Historically, the University of California, Davis (UC Davis) and the local community grew at roughly the same rate. Davis, a true college town, typically housed 90 percent of our 26,000 students, 60 percent of faculty, and 40 percent of staff. 

Those percentages, however, had begun to diminish by 2000, when the university began a long-range development plan. Housing prices in Davis, which were already relatively high, kept increasing while the supply remained limited. The situation forced many of our students and employees to live in surrounding communities and take on longer commutes. 

Based on various factors, including state demographics, the university’s long-range planning process projected significant growth, with student enrollment estimated to reach 32,000 by 2015. But with housing already in short supply, where would the additional students—not to mention the faculty and staff to support them—reside? How could the opportunity to live in this college town community continue to be an asset for recruitment and retention of faculty, staff, and students?

One answer would be UC Davis West Village, a new mixed-use development that would be placed along the northern edge of the 3,700-acre campus. The university already owned the farmland, which was being used by several agricultural departments but not for long-term research.  

In the larger community, however, growth had such a negative connotation that it was known as “the G word.” Perhaps because the city of Davis had experienced rapid growth in the 1980s and 1990s—more rapid than many residents liked—the city council passed a new ordinance not long before the university made its decision to build a new campus community. The ordinance automatically required the voters of Davis to approve any new development proposed for open land. 

The university was not bound by this ordinance; only the University of California Regents must approve its growth. Before going ahead with the project, however, we wanted to gather ideas from members of the community and openly share the challenges of creating more access for local housing. And so began two and a half years of public meetings. 

Village Square and Viridian Apartments in the UC Davis West Village. Credit: Karin Higgins/UC Davis

A Public Dialogue

Some of the meetings were small, involving members of a city commission or neighborhood group. Others took the form of town-hall forums that attracted 200 or 300 attendees. Many people struggled with the trade-offs that local university-centered development would bring.

We used the meetings to have public conversations about the impacts of various scenarios. If, for example, the university left housing to be built farther away, in cities other than Davis, how might that affect local and regional traffic congestion, commuting times, and air quality? If we located the new development nearby, on existing university land, how might the community share amenities?  

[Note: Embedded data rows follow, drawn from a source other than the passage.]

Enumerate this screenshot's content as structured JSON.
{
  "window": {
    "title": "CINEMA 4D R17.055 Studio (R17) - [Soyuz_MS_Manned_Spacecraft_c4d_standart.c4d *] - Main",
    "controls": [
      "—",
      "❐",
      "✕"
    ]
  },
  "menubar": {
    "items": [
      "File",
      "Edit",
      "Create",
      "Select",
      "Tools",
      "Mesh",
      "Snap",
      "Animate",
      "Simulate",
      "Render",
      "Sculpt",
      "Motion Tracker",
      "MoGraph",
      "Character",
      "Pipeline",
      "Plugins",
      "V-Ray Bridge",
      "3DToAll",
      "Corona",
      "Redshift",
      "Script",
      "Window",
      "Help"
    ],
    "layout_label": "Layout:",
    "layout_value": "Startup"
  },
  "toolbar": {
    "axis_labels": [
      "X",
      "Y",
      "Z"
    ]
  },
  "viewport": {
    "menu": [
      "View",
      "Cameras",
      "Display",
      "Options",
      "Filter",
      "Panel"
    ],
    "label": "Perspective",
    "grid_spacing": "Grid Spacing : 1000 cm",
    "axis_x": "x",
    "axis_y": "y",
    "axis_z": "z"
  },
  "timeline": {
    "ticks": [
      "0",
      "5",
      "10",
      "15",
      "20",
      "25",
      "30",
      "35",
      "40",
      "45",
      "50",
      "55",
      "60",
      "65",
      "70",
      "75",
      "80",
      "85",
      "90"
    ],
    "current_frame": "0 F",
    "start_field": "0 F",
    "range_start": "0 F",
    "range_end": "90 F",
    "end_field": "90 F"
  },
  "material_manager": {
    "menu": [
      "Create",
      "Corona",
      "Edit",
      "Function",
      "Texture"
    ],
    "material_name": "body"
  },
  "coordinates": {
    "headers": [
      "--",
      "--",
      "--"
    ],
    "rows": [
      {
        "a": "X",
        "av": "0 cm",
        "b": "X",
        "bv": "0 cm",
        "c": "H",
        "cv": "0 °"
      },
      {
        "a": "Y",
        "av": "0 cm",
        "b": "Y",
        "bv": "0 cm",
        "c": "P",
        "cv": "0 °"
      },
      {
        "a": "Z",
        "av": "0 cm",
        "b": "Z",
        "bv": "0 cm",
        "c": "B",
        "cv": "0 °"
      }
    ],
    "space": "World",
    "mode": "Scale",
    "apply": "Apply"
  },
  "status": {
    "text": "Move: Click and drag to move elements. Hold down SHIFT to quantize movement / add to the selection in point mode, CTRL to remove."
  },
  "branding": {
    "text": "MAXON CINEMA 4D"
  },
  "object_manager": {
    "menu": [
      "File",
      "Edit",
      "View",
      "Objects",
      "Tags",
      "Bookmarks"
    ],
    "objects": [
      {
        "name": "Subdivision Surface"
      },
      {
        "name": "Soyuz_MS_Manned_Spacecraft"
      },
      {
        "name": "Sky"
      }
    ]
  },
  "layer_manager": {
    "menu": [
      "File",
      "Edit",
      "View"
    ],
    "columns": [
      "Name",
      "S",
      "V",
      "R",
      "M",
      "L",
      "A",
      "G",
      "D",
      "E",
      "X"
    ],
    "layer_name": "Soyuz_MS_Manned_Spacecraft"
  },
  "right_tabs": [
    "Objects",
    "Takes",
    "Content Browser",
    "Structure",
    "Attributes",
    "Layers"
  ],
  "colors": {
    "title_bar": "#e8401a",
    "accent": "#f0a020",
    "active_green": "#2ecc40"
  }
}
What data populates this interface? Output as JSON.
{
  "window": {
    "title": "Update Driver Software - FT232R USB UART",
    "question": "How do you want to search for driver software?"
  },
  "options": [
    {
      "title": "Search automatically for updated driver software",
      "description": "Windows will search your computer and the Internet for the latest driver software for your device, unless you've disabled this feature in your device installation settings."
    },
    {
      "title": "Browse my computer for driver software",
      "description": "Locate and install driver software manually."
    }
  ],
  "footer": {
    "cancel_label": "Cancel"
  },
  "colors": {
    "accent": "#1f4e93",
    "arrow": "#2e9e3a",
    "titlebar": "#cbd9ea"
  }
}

Talking through the project in public and hearing people’s ideas definitely influenced our planning. In response to ongoing concerns about growth, UC Davis downsized West Village twice, to occupy 130 acres rather than nearly 400. A village square designed to provide a social and physical connection to adjacent neighborhoods was moved, at homeowners’ and city officials’ request, to a more internal location. The university also eliminated direct street access from the surrounding neighborhoods, leaving only bicycle and emergency vehicle connections.  

 In 2003, the UC Regents approved the university’s long-range plan and the environmental impact report—required by California law—for the West Village development. Shortly thereafter, as we anticipated, a neighborhood group filed a lawsuit that alleged inadequacies in the environmental analysis. Another year went by before both the lower and appeals courts decided in favor of the university. 

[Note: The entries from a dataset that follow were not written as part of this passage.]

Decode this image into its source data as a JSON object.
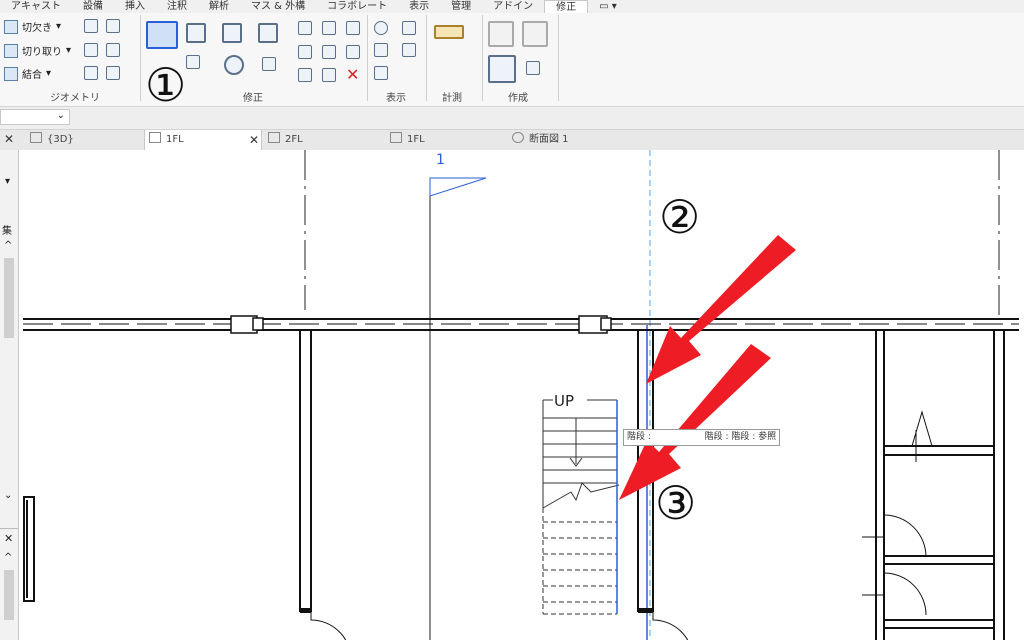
{
  "menubar": {
    "items": [
      "アキャスト",
      "設備",
      "挿入",
      "注釈",
      "解析",
      "マス & 外構",
      "コラボレート",
      "表示",
      "管理",
      "アドイン",
      "修正",
      "▭ ▾"
    ],
    "active_index": 10
  },
  "ribbon": {
    "geometry_panel": {
      "label": "ジオメトリ",
      "cut": "切欠き",
      "uncut": "切り取り",
      "join": "結合"
    },
    "modify_panel": {
      "label": "修正"
    },
    "view_panel": {
      "label": "表示"
    },
    "measure_panel": {
      "label": "計測"
    },
    "create_panel": {
      "label": "作成"
    }
  },
  "view_tabs": [
    {
      "label": "{3D}"
    },
    {
      "label": "1FL",
      "active": true
    },
    {
      "label": "2FL"
    },
    {
      "label": "1FL"
    },
    {
      "label": "断面図 1"
    }
  ],
  "sidebar": {
    "label": "集"
  },
  "canvas": {
    "level_marker": "1",
    "stair_label": "UP",
    "tooltip": "階段 : 階段 : 参照",
    "tooltip_hidden_part": "階段 :"
  },
  "annotations": {
    "callout_1": "①",
    "callout_2": "②",
    "callout_3": "③",
    "arrow_color": "#ee1c24"
  },
  "colors": {
    "selection_blue": "#2b5fd9",
    "wall": "#111111"
  }
}
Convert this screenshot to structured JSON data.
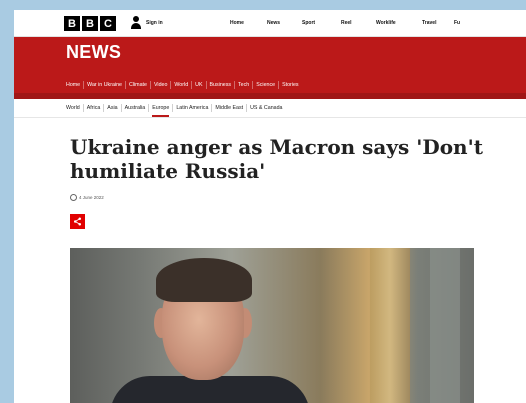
{
  "topbar": {
    "logo": [
      "B",
      "B",
      "C"
    ],
    "signin_label": "Sign in",
    "nav": [
      "Home",
      "News",
      "Sport",
      "Reel",
      "Worklife",
      "Travel",
      "Fu"
    ]
  },
  "news": {
    "title": "NEWS",
    "nav": [
      "Home",
      "War in Ukraine",
      "Climate",
      "Video",
      "World",
      "UK",
      "Business",
      "Tech",
      "Science",
      "Stories"
    ]
  },
  "subnav": {
    "items": [
      "World",
      "Africa",
      "Asia",
      "Australia",
      "Europe",
      "Latin America",
      "Middle East",
      "US & Canada"
    ],
    "active": "Europe"
  },
  "article": {
    "headline": "Ukraine anger as Macron says 'Don't humiliate Russia'",
    "date": "4 June 2022",
    "share_icon": "share-icon"
  },
  "colors": {
    "brand_red": "#bb1919",
    "share_red": "#e10000",
    "background": "#a9cbe2"
  }
}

From the start, given statewide budget constraints, we knew we would need to partner with the private sector to construct West Village. After extensive research, we selected a company that had developed several mixed-use communities (although none on a college campus) and had the financial stability to make the long-term commitment to West Village. While UC Davis spent approximately $17 million to bring utilities to the site’s border and retains ownership of the land, the developer agreed to invest approximately $280 million in community infrastructure, residential and mixed-use buildings, and open spaces.

Typically, the village square would be the last piece put in place in a mixed-use development. We preferred that the village square be built first, to provide a social hub for residents. As an incentive for the developer, UC Davis agreed to lease back 75 percent of the 42,000 square feet of ground-floor office and retail space in the buildings surrounding the village square; the remaining three floors in each building contain rental apartments. 

Expanded Programming

In 2006, as design work got under way, other partnerships evolved. From the outset, we had envisioned West Village as being bike- and pedestrian-friendly, with the campus bus line no more than a quarter-mile from each residence. Then Campus Planning contracted with the UC Davis Energy Efficiency Center, an academic unit on campus, to conduct several studies. We concluded that West Village would benefit from aggressive investments in energy efficiency and even held the potential to be a zero-net energy (ZNE) community—one that generates as much energy over the course of a year as it consumes. 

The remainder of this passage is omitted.